Campbell also works closely with Caleb Shriver, executive chef of Dutch & Co. Once a year in late winter, early spring, Shriver sits down with Tomten and discusses crops for the upcoming season. “It gives them an idea of what we want and amounts of products that we will be able to use, and it gets us brainstorming on dishes to create,” says Shriver, who uses Tomten’s poblano peppers for his almond-crusted chile relleno stuffed with duck picadillo. The poblanos are picked specifically for the dish when they are 4 to 5 inches in length.
Shriver also requests fig leaves from Tomten, which he uses one of three ways: dehydrated and made into a powder for seasoning; brined and used in place of grape or banana leaves; or steeped to make tea or flavored broths.
From left: Jo Pendergraph of ManakinTowne Specialty Growers (USDA Photo by Lance Cheung), Julie Heins of Secco Wine Bar (Photo by Ansel Olson courtesy Secco Wine Bar)
Curly Corbacis
Mung bean shoots, broccoli spigarrelli and hoja santa are just a few of the provocative items that Powhatan’s Manakintowne Specialty Growers has stayed busy cultivating for chefs in the Richmond region, including Julie Heins, executive chef of Secco Wine Bar.
“We get great suggestions of what to grow from our customers,” says Jo Pendergraph of Manakintowne. Including the sweet Italian frying pepper Jimmy Nardello, which Heins discovered in California and asked Manakintowne to grow. Or the Corbaci pepper, a long, slender pepper that sprouts in sexy spirals. The heirloom seeds for the Corbaci traveled almost 6,000 miles from Turkey to Manakintowne before ending up in the hands of Heins and on the plates of diners. Even though the pepper appears hot, it bursts with a rich, sweet flavor that Heins typically uses in seasonal specials.
“To add something random to what [Manakintowne already grows] is just a testament to what type of people they are,” Heins says.
From left: Dominic Carpin of Delli Carpini Farm (Photo by Jay Paul), David Crabtree-Logan of The Broken Tulip (Photo by Justin Chesney)
British Roasties
Dominic Carpin of delli Carpini Farm, a 12-acre farm in Beaverdam specializing in rare leafy greens and rare colorful potatoes, is a quirky one-man-show farmer.
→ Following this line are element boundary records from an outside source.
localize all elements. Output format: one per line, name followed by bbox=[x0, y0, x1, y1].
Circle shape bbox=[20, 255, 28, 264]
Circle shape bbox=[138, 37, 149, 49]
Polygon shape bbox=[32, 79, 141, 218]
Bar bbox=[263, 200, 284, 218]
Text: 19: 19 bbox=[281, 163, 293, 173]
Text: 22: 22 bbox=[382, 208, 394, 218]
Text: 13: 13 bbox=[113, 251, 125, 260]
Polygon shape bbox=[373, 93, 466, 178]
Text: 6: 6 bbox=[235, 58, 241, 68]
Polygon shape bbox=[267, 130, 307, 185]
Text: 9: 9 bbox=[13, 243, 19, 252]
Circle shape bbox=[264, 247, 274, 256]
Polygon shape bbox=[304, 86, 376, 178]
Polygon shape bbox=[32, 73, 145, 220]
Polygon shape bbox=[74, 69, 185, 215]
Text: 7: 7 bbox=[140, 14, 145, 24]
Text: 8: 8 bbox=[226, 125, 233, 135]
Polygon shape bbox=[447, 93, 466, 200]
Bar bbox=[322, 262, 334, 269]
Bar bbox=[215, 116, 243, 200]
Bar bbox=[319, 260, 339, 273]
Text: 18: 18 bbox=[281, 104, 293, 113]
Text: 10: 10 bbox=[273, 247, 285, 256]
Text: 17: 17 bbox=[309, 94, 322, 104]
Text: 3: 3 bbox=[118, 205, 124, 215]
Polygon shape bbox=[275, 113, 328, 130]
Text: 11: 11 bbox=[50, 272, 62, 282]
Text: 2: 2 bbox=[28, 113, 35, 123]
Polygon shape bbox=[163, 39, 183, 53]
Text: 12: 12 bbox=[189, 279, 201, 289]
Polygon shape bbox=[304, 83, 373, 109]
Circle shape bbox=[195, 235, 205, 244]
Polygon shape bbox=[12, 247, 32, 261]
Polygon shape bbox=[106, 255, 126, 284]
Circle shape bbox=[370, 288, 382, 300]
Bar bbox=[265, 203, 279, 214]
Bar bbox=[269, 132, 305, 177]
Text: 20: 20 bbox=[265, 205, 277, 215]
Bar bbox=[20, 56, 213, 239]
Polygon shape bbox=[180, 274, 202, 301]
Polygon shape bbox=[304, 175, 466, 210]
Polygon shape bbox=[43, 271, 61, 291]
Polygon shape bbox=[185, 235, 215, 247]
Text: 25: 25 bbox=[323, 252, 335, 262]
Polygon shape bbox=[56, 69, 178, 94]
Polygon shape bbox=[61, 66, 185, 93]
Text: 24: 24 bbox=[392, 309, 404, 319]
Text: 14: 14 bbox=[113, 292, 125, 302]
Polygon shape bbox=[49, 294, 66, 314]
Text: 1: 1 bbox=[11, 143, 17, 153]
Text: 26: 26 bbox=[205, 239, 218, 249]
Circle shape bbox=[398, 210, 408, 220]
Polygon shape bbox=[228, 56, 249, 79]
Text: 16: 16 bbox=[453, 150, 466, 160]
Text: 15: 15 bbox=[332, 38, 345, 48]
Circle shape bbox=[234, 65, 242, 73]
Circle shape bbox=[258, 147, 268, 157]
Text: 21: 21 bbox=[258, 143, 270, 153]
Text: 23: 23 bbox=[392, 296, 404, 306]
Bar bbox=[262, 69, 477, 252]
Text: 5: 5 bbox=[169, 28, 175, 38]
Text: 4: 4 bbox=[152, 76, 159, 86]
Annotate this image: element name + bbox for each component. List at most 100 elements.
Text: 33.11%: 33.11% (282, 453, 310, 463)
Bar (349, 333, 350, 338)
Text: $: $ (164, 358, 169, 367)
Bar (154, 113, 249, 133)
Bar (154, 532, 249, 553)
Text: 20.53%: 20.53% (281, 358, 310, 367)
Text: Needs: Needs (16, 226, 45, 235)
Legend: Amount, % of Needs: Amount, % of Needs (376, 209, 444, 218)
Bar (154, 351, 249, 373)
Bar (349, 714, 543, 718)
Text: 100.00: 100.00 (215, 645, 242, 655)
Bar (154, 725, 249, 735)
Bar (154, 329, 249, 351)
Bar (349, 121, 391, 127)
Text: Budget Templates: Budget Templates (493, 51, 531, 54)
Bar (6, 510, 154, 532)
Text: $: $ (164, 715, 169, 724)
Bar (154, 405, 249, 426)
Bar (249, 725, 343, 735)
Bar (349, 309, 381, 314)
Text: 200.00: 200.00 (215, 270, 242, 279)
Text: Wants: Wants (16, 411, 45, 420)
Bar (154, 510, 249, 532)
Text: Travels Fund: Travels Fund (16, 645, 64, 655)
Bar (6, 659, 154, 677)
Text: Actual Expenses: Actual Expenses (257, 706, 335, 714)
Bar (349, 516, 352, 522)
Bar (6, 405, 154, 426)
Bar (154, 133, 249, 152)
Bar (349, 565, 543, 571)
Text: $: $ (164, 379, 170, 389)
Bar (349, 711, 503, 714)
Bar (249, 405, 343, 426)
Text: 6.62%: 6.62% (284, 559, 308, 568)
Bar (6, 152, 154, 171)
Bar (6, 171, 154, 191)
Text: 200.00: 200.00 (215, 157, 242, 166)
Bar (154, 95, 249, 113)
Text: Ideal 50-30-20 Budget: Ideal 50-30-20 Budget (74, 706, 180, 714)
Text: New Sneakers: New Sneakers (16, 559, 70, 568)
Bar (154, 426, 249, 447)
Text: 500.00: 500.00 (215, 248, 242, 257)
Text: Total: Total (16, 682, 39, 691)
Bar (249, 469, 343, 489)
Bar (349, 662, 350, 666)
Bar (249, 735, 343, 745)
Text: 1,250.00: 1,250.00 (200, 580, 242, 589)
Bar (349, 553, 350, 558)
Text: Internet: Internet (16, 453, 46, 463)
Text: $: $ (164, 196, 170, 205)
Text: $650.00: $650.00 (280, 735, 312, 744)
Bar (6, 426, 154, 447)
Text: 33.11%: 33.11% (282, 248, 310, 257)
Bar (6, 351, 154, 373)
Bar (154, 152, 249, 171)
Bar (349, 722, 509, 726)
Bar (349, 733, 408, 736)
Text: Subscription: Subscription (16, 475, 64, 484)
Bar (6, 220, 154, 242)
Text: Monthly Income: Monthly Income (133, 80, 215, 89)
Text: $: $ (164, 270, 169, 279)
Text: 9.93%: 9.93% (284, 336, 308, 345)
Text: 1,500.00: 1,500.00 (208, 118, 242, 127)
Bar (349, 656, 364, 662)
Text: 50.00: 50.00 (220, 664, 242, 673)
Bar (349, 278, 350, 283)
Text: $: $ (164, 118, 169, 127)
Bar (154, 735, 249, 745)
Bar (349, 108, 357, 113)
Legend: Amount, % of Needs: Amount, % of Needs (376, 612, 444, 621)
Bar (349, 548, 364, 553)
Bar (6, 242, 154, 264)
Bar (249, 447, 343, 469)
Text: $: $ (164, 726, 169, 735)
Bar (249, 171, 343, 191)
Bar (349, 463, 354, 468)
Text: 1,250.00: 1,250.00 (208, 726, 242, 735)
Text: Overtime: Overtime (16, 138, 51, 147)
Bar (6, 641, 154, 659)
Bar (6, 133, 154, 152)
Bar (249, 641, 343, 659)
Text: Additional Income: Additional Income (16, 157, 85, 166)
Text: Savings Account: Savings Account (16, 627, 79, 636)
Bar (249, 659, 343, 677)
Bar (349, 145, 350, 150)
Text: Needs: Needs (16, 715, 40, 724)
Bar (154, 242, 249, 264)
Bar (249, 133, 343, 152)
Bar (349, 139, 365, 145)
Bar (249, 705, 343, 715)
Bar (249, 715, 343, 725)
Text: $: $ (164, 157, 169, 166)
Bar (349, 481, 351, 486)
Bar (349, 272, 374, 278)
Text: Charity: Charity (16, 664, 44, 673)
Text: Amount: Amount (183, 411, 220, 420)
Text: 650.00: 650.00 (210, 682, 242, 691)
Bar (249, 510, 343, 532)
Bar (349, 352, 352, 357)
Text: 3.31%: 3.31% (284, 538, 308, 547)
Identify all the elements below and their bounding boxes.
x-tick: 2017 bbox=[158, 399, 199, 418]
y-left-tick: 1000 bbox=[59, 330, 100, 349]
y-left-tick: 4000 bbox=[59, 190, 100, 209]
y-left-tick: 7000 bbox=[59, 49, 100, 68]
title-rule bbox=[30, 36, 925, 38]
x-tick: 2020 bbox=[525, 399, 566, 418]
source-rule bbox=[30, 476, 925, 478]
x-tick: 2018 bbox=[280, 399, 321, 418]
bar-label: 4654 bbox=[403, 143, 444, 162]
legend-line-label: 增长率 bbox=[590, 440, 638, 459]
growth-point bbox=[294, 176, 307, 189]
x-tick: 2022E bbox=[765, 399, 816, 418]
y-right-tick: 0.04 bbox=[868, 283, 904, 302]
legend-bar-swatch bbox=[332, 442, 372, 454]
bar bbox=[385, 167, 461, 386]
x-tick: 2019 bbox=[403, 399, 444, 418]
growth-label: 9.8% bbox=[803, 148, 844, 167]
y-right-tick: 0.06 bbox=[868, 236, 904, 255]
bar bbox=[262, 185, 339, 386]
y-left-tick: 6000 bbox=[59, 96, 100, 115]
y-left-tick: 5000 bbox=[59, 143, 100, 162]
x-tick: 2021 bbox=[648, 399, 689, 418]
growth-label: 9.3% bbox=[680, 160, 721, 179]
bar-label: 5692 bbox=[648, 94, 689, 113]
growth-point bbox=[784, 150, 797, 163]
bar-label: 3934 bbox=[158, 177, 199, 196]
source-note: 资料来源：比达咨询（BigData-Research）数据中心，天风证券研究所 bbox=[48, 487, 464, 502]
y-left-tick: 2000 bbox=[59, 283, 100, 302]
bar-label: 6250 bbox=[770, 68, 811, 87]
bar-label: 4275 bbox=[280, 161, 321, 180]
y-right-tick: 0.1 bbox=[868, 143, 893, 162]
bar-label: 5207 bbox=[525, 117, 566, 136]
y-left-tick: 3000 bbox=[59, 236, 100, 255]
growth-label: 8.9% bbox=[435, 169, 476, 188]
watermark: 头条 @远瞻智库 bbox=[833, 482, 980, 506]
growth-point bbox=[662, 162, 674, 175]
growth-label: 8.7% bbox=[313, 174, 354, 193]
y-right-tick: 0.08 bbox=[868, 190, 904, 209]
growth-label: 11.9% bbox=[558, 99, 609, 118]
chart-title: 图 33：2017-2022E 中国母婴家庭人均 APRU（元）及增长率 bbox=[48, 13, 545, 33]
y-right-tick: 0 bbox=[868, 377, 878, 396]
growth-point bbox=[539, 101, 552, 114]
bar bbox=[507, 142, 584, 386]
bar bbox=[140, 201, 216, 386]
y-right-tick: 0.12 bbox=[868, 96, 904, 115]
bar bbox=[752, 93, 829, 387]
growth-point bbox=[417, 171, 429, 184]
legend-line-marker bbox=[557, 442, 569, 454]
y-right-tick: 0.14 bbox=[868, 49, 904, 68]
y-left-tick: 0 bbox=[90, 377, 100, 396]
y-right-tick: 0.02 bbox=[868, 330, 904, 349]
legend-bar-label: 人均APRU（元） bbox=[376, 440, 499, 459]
He works closely with David Crabtree-Logan at The Broken Tulip Social Eatery to incorporate items into their changing menu.
“David at Broken Tulip has been more of the type to exchange and collaborate with me,” Carpin says. “He’s actually very knowledgeable.”
Crabtree-Logan introduced Carpini to a variety of potatoes he’d never heard of — the Highland Red and Golden Jersey, typically grown in the U.K. — and Carpin got to growing them.
The Broken Tulip also requests items from Carpin’s foraging adventures, such as elderflower and black raspberries.
From left: Clay Trainum of Autumn Olive Farms (Photo by Galdones Photography courtesy Autumn Olive Farm), Joe Sparatta of Heritage (Photo by Ash Daniel)
A Hybrid Pig
If you know Joe Sparatta of Heritage, you know he takes charcuterie pretty damn seriously. And if you know Clay Trainum, founder of Autumn Olive Farms, you know he’s the man to see about a pig.
“We worked together to find a product that was specific for my kitchen and purpose,” Sparatta says.
Pictures were sent, pig logistics were discussed, fat content was assessed, and three years went by.
The end result was the Berkabaw, a mix between a Berkshire, a juicy, black-and-white pig heavily marbled with fat, and an Ossabaw, a Spanish pig packed with fatty acids and oleic acid, which is also found in olives.
“Nobody in the world has ever done that,” Trainum says. “It was a pig developed based on direct input from chefs.”